Plus de football. Clubs fermés à Berlin ; pourquoi cela ne s’est-il pas fait il y a deux semaines ? La courbe des personnes infectées part à la hausse. La crise sanitaire mondiale chasse tous les autres sujets. Nous parlions encore récemment de la catastrophe climatique et de l’extrême droite meurtrière dans ce pays. On parlait du massacre de Hanau.

Tout le monde a peur, certains plus que d’autres ; les uns se montrent méfiants, ironiques, les autres considèrent qu’il s’agit ni plus ni moins d’une question de vie ou de mort.
Et tous se retrouvent soudain devant une problématique toute personnelle : que se passera-t-il si…Que se passera-t-il s’il n’y a plus rien dans les supermarchés, mais non-non-non, il n’y a pas de raison de s’en faire, il n’y a pas de problème d’approvisionnement, l’approvisionnement des denrée alimentaires de base est couvert à 100 % en Allemagne, il y a toujours de la viande de porc et des pommes de terre et il y en aura toujours ; possible, oui, mais des rayons au supermarché sont complètement vides. Le seul produit dont personne ne veut, même face à la crise sanitaire, est une sorte particulière de courtes pâtes aux œufs.
Un phénomène intéressant à Berlin, dans la partie nord de Prenzlauer Berg : plus les supermarchés sont chers, plus les rayons sont vides. Chez Rewe, il n’y a plus rien, mais on trouve de tout chez Lidl.

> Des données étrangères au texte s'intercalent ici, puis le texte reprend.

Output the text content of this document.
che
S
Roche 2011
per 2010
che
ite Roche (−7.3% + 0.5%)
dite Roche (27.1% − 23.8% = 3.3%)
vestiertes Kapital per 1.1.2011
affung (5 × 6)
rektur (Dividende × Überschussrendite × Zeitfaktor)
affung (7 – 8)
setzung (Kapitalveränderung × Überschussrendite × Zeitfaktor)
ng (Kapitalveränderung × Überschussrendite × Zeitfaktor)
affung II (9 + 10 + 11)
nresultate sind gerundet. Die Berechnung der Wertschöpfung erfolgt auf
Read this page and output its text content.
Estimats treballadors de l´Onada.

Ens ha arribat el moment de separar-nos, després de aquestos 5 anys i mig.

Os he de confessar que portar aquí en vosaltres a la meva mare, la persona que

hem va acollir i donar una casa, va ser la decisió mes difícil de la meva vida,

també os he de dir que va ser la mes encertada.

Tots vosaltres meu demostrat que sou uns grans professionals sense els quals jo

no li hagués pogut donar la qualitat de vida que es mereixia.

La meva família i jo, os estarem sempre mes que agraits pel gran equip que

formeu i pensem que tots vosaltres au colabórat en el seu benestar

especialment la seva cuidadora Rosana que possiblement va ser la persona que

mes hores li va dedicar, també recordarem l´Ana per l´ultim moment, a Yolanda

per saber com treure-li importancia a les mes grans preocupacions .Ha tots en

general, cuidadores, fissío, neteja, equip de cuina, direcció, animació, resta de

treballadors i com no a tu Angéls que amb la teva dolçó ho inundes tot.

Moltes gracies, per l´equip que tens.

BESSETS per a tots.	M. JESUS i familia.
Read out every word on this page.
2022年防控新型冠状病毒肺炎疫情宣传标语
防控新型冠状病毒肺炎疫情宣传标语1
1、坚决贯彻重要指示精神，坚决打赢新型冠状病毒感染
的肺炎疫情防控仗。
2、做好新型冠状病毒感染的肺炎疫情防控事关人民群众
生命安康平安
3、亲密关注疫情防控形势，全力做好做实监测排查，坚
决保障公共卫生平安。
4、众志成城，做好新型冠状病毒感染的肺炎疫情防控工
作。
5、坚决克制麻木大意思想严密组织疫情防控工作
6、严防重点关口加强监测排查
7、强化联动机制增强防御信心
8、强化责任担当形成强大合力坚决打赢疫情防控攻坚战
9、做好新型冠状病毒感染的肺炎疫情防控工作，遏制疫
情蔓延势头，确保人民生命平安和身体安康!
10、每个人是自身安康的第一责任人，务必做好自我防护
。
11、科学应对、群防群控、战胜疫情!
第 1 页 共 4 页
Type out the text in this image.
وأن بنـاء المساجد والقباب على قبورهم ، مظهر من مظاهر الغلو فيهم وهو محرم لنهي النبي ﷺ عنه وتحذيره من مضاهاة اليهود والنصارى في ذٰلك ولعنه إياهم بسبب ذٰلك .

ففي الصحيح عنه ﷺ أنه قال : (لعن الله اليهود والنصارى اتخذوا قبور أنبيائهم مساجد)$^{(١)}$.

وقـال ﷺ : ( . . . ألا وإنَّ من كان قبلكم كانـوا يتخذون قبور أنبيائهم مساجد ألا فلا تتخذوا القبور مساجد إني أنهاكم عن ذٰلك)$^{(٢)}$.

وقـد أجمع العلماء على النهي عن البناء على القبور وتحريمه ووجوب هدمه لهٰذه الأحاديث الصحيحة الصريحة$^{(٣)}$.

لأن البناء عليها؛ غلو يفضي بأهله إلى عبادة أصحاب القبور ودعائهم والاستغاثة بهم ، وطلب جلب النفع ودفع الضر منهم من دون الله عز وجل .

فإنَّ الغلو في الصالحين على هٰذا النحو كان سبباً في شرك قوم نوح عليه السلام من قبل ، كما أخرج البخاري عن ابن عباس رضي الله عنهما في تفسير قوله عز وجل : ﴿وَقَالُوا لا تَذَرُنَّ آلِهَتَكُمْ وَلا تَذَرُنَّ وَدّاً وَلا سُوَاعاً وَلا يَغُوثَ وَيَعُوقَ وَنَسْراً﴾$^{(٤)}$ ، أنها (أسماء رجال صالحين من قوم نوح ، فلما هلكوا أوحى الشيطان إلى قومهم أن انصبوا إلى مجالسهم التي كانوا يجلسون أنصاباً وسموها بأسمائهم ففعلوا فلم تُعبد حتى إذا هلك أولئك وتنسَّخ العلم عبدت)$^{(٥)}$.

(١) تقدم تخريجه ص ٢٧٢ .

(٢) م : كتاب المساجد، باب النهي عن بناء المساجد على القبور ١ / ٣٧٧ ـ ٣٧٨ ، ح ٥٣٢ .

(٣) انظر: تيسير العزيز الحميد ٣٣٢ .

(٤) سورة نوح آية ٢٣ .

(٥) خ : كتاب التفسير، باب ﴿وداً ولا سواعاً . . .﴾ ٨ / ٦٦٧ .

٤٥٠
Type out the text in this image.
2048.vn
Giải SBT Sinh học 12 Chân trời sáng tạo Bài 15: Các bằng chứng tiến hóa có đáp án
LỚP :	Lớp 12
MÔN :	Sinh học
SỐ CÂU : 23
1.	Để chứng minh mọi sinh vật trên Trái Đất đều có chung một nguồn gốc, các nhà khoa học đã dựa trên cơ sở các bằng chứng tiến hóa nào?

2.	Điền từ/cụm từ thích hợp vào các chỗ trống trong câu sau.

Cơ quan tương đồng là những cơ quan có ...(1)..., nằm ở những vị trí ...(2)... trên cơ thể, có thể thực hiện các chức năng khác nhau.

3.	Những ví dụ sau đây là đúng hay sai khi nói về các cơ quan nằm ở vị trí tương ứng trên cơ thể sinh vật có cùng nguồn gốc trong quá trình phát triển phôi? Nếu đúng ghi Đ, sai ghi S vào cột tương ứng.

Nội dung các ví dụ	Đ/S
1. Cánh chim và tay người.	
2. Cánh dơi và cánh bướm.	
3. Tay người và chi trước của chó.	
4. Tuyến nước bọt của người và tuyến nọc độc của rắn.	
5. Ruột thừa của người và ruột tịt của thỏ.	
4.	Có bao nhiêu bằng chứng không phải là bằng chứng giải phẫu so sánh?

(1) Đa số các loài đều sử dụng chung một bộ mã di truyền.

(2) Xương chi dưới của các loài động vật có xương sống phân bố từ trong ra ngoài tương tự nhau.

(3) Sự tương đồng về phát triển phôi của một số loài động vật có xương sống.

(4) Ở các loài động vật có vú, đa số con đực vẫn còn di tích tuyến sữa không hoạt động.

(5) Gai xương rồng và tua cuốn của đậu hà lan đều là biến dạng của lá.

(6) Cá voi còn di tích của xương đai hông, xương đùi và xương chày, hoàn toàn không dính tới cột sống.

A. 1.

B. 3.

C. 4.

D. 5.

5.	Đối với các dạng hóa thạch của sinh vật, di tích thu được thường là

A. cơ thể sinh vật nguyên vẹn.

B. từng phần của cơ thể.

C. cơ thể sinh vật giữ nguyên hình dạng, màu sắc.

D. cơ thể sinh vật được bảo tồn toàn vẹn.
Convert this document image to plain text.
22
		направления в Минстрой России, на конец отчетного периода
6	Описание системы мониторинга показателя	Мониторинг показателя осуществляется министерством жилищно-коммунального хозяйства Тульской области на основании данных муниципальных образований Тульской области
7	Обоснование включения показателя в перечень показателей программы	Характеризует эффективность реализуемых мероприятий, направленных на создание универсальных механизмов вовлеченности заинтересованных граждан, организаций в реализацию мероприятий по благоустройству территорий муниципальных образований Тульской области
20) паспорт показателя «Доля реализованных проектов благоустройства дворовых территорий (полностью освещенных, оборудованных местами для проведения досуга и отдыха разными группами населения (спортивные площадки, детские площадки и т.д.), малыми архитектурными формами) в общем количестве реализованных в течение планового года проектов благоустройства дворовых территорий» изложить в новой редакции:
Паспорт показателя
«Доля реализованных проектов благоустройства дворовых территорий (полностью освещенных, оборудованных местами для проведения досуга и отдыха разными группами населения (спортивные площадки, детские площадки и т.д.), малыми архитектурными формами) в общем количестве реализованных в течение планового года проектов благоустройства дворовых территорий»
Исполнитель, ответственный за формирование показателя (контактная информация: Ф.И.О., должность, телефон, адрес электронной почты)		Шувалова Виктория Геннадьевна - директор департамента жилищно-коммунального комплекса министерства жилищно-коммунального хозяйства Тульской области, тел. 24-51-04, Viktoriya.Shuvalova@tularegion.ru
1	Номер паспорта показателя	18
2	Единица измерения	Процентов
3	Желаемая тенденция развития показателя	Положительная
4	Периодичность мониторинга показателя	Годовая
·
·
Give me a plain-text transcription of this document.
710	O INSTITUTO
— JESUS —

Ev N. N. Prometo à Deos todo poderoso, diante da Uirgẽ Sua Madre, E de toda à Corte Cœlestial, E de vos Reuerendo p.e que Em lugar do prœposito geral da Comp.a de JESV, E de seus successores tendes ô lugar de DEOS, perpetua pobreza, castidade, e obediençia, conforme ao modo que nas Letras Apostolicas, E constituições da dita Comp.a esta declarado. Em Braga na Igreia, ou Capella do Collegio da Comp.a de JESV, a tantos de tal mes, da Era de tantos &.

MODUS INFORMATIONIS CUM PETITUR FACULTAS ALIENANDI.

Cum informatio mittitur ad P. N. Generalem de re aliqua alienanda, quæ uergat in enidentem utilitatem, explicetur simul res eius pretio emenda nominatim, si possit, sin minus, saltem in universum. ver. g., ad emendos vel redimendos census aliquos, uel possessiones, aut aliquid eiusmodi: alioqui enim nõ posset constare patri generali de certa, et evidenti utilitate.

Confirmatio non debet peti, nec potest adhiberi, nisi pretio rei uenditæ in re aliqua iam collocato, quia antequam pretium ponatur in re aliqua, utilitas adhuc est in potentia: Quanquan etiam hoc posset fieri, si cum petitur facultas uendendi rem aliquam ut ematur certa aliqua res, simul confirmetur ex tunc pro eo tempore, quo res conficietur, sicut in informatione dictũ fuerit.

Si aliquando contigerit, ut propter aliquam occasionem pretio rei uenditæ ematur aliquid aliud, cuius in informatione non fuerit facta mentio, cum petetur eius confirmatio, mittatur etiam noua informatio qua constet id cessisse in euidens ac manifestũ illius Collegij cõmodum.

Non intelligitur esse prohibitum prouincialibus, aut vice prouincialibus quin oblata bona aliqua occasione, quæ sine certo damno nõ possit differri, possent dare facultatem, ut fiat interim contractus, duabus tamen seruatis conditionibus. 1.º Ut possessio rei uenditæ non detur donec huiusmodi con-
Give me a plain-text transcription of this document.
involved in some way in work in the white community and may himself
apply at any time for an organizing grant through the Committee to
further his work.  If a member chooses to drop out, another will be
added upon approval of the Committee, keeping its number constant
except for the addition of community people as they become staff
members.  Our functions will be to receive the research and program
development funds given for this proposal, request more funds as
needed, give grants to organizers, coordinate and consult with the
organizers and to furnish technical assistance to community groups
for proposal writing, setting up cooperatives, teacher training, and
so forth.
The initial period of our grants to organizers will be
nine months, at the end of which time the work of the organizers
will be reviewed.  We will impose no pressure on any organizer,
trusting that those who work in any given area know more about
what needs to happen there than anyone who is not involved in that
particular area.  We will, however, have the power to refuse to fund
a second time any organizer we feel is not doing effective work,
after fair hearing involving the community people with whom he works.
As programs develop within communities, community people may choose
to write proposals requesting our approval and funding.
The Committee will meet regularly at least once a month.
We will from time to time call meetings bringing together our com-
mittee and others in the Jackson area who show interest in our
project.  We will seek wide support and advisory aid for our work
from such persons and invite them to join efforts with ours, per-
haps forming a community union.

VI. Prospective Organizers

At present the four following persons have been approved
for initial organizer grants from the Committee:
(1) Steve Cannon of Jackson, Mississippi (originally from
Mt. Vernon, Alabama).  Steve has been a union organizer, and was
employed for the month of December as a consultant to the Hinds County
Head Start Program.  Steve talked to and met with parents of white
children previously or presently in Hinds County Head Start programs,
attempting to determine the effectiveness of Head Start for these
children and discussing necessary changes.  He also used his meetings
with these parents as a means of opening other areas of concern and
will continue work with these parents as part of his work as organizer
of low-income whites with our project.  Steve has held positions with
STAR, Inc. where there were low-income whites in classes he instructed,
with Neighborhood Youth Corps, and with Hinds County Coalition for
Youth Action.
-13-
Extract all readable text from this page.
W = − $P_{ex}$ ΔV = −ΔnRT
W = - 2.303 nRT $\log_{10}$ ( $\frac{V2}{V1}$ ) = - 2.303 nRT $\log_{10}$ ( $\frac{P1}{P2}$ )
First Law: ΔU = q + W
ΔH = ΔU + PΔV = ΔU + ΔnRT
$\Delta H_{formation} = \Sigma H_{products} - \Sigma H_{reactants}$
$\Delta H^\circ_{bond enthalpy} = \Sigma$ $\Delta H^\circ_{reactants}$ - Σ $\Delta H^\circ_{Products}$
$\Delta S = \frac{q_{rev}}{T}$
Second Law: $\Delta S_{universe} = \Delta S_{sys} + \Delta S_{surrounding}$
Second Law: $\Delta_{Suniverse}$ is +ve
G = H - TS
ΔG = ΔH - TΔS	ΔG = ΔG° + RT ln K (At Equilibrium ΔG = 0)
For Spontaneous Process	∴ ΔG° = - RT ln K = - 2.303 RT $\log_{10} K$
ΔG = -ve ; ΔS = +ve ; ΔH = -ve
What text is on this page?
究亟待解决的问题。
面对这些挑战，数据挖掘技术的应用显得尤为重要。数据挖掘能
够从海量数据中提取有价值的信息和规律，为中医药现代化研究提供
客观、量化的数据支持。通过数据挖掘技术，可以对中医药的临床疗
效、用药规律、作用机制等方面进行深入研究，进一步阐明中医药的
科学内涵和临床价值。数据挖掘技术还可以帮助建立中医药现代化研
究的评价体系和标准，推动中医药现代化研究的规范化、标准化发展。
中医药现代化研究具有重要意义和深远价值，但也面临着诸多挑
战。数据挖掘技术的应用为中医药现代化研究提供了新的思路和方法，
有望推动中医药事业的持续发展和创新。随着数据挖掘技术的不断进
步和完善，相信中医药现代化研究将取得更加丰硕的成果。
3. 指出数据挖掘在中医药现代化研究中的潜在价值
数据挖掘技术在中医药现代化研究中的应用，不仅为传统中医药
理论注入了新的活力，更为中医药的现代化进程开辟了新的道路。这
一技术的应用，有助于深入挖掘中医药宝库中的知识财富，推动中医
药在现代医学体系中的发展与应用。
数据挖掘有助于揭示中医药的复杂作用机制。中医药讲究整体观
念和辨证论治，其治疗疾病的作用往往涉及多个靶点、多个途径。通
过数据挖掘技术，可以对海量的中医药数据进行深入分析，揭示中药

La peur de s’appauvrir n’a rien d’inhabituel chez les gens de théâtre. Tous se forgent des plans d’urgence au cas où les « réserves » ne suffiraient plus. Indépendants et intermittents ne reçoivent pas d’allocation chômage. Tous se demandent : que se passera-t-il quand il n’y aura plus rien sur le compte en banque ?

Les théâtres sont fermés.

Qui le peut, doit rester à la maison. « Fermé » voit-on écrit aux portes du cinéma du coin. Le monde se transforme en un archipel de solitudes. Le virus nous envoie tous dans le désert du divertissement offert par les fournisseurs de streaming. On voit partout des hommes, surtout des hommes, qui sont armés. Ben Affleck et Mark Wahlberg détruisent et sauvent le monde en même temps, seul Jean-Luc Picard est encore plus gentil qu’à son habitude, un « Troglodyt » découpe, à l’aide d’une hache sculptée dans l’os, le ventre de Kurt Russell et dépose une flasque brûlante directement dans son foie. Nous devons prendre soin de nous, beaucoup même.

Silence total dans la salle comble. Parfois seulement, quelqu’un réprime une petite toux.
« Merci », dit au public l’homme dans la lumière de l’unique projecteur, « merci pour tout. C’était bien avec vous. Avec vous tous. J’espère que nous nous reverrons bientôt. Prenez bien soin de vous. »
Puis d’énormes applaudissements retentissent exprimant de la colère, de la défiance, des encouragements, de la solidarité et célébrant la vie ; ils ne s’adressent pas à l’homme sur scène, mais au théâtre et à son public. Ou alors : des applaudissements retentiraient peut-être, exprimant une colère, une défiance et célébrant la vie, mais en réalité, le théâtre vide reste silencieux. Et il restera encore longtemps silencieux. L’homme désespéré se trouve dans un théâtre fantôme. Personne n’est là, même pas lui.